MATANÇA, NÃO! CACHORRO, QUANDO COLOCADO EM TRATAMENTO, PODE DEIXAR DE TRANSMITIR A LEISHMANIOSE
No ano passado, um veículo oficial da Prefeitura de Castilho, quase na divisa de SP com MS, anunciava que cães com leishmaniose precisavam ser entregues para o CCZ (Centro de Controle de Zoonoses). A prática é recorrente durante 2022 e 2023. Todo morador da cidade sabe o motivo. Eutanásia.
Engana-se quem pensa que é uma política somente para cachorros abandonados. Diego, de 21 anos, revela sua história. “Fizeram exame no meu cachorro e me obrigaram a entregá-lo. Falaram que se alguém da rua ficasse doente a responsabilidade seria minha. Fiquei com medo e deixei levar o bichinho”, conta.
“Prefeitura de Castilho fazendo campanha pesada para sacrificar nossos pets. Basta! Ser ignorante pode ser uma opção individual. Ser desatualizado e desumano, já é falta de inteligência e de amor”, escreveu o vereador Adilson Santos.

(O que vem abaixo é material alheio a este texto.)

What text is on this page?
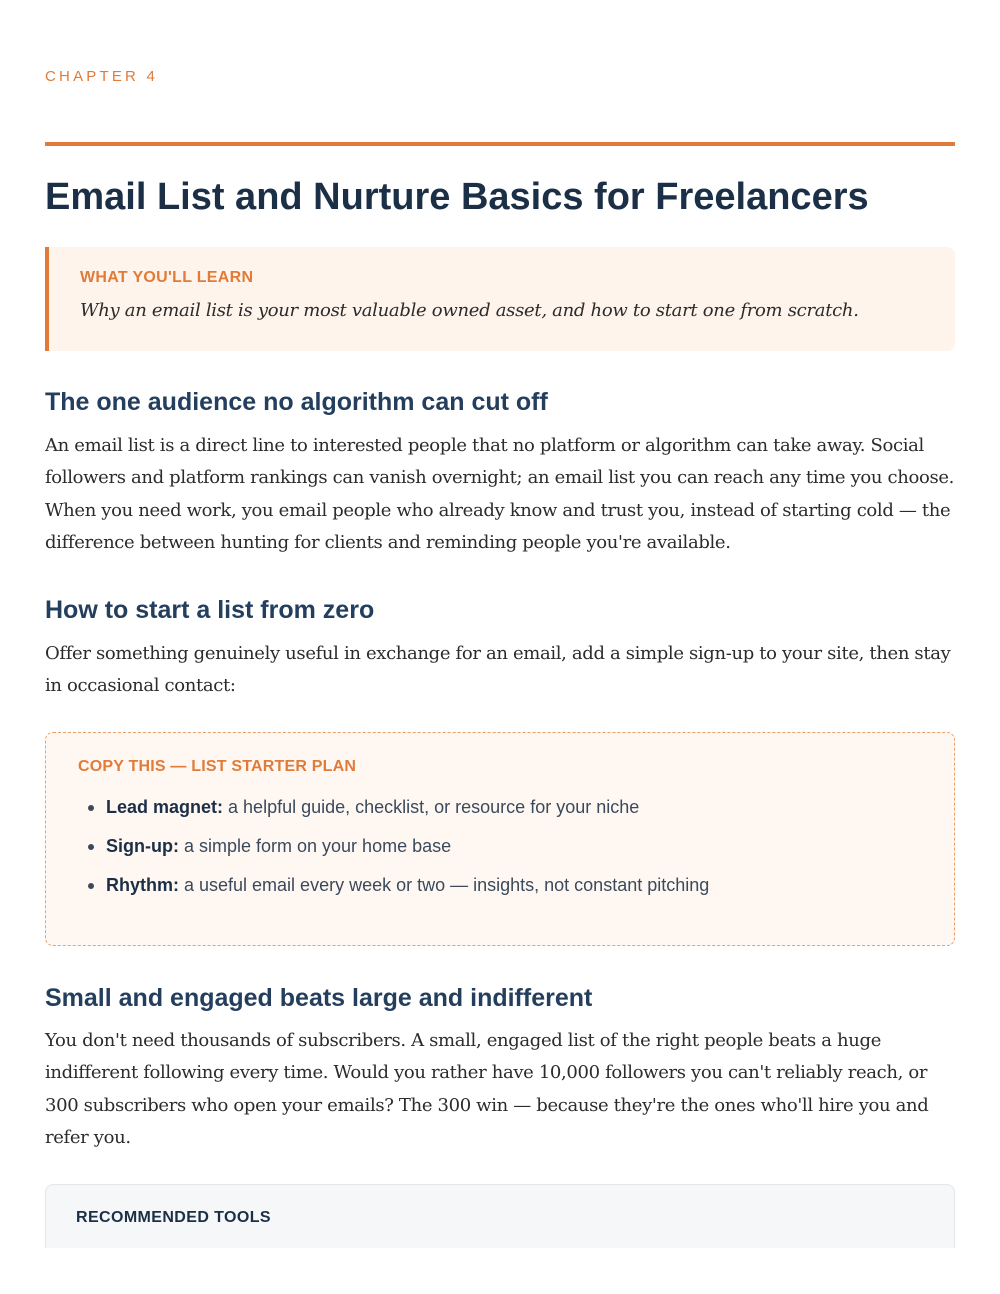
CHAPTER 4
Email List and Nurture Basics for Freelancers
WHAT YOU'LL LEARN
Why an email list is your most valuable owned asset, and how to start one from scratch.
The one audience no algorithm can cut off

An email list is a direct line to interested people that no platform or algorithm can take away. Social followers and platform rankings can vanish overnight; an email list you can reach any time you choose. When you need work, you email people who already know and trust you, instead of starting cold — the difference between hunting for clients and reminding people you're available.

How to start a list from zero

Offer something genuinely useful in exchange for an email, add a simple sign-up to your site, then stay in occasional contact:

COPY THIS — LIST STARTER PLAN
Lead magnet: a helpful guide, checklist, or resource for your niche
Sign-up: a simple form on your home base
Rhythm: a useful email every week or two — insights, not constant pitching
Small and engaged beats large and indifferent

You don't need thousands of subscribers. A small, engaged list of the right people beats a huge indifferent following every time. Would you rather have 10,000 followers you can't reliably reach, or 300 subscribers who open your emails? The 300 win — because they're the ones who'll hire you and refer you.

RECOMMENDED TOOLS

À época, em publicação oficial, o secretário de Saúde, Demilson Cordeiro da Silva, afirmou o seguinte. “O maior problema é que esse animal continua sendo um risco não apenas para os outros animais da casa, mas principalmente para quem mora na residência e também para os vizinhos, pois o mosquito pica um cão contaminado e sai voando, podendo depois picar toda a vizinhança”.
NÃO É O QUE DIZ A CIÊNCIA
Fábio Santos Nogueira, o doutor Leishmaniose, uma das maiores autoridades do país no assunto e que usa o Instagram para divulgar dicas que desmistificam a doença (@drleishmaniose) revelou à BBC Brasil que existe tratamento.

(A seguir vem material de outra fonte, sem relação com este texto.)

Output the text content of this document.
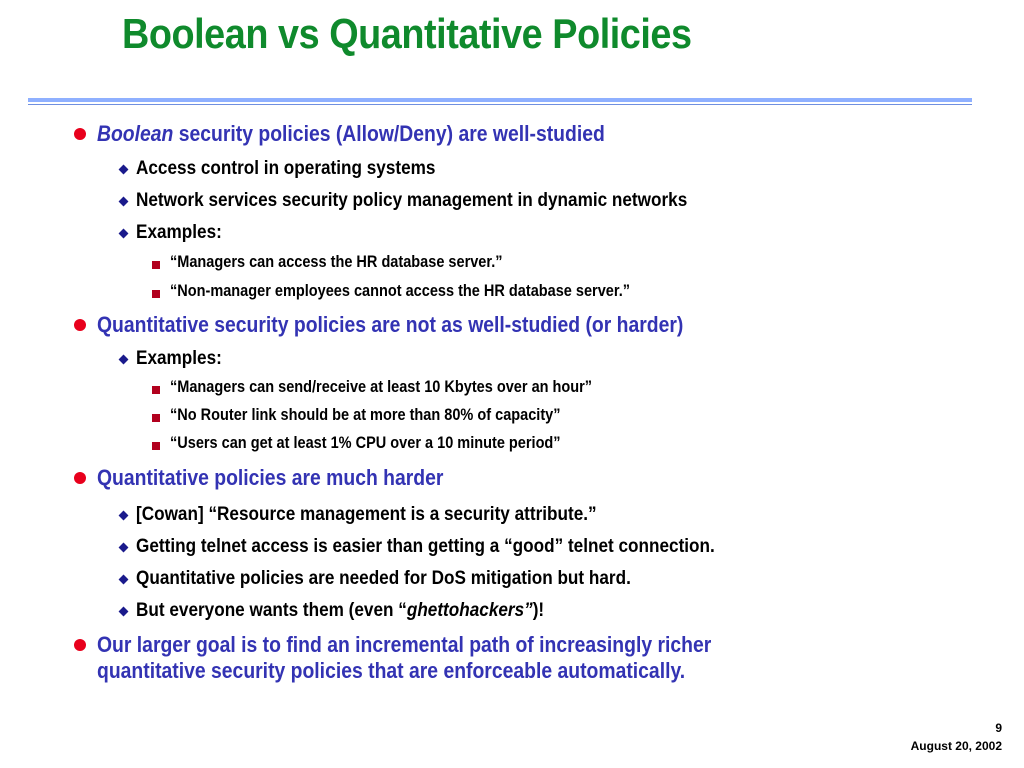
Boolean vs Quantitative Policies
Boolean security policies (Allow/Deny) are well-studied
Access control in operating systems
Network services security policy management in dynamic networks
Examples:
“Managers can access the HR database server.”
“Non-manager employees cannot access the HR database server.”
Quantitative security policies are not as well-studied (or harder)
Examples:
“Managers can send/receive at least 10 Kbytes over an hour”
“No Router link should be at more than 80% of capacity”
“Users can get at least 1% CPU over a 10 minute period”
Quantitative policies are much harder
[Cowan] “Resource management is a security attribute.”
Getting telnet access is easier than getting a “good” telnet connection.
Quantitative policies are needed for DoS mitigation but hard.
But everyone wants them (even “ghettohackers”)!
Our larger goal is to find an incremental path of increasingly richer
quantitative security policies that are enforceable automatically.
9
August 20, 2002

“Existem vários fármacos leishmanicidas para o tratamento da leishmaniose visceral, seja nas pessoas ou nos animais, sendo os mais utilizados os antimoniatos, anfotericina B e a miltefosina”.
O veterinário explica ainda que o cachorro, quando colocado em tratamento, pode deixar de ser um transmissor. “A miltefosina está liberada para o uso nos cães, através de uma portaria interministerial de 2016. Temos também algumas drogas leishmaniostáticas e imunomoduladoras que podem ser utilizadas nos animais e com uma boa resposta clínica. Importante esclarecer que a leishmaniose é uma doença de difícil cura parasitológica estéril, seja nas pessoas ou nos animais. Com o tratamento, podemos obter a melhora clínica, redução da carga parasitária, controle da resposta imunológica e consequentemente o bloqueio da transmissão”, garante.
MATANÇA
Sobre as mortes de animais, o doutor Fábio é taxativo. “A eutanásia como forma de controle da doença é uma página que já foi virada da nossa história. Ela surgiu em 1963 através de um decreto presidencial que visava o tratamento gratuito das pessoas infectadas, o controle do vetor e a eutanásia dos animais doentes. No entanto, durante todos esses anos se mostrou ineficaz e custosa, com aumento do número de casos e disseminação para novas áreas”.
NAZISMO
Por defender que seja abandonada a prática, o veterinário se envolveu em uma polêmica com a Prefeitura de Castilho. Morador de Andradina, cidade vizinha, ele fez dura postagem em seu Instagram, comparando o modelo do município ao nazismo durante a Segunda Guerra Mundial.
A postagem, porém, não está mais disponível. O próprio veterinário explicou em um story divulgado à época, que apagou o post por pedido do então prefeito da cidade, Paulo Duarte Boaventura (MDB). O médico concordou em retirar as críticas porque soube que o político e sua família passaram a receber ameaças.
Questionada pela BBC Brasil sobre o caso e a prática de eutanásia, a Prefeitura de Castilho não enviou resposta. BBC Brasil.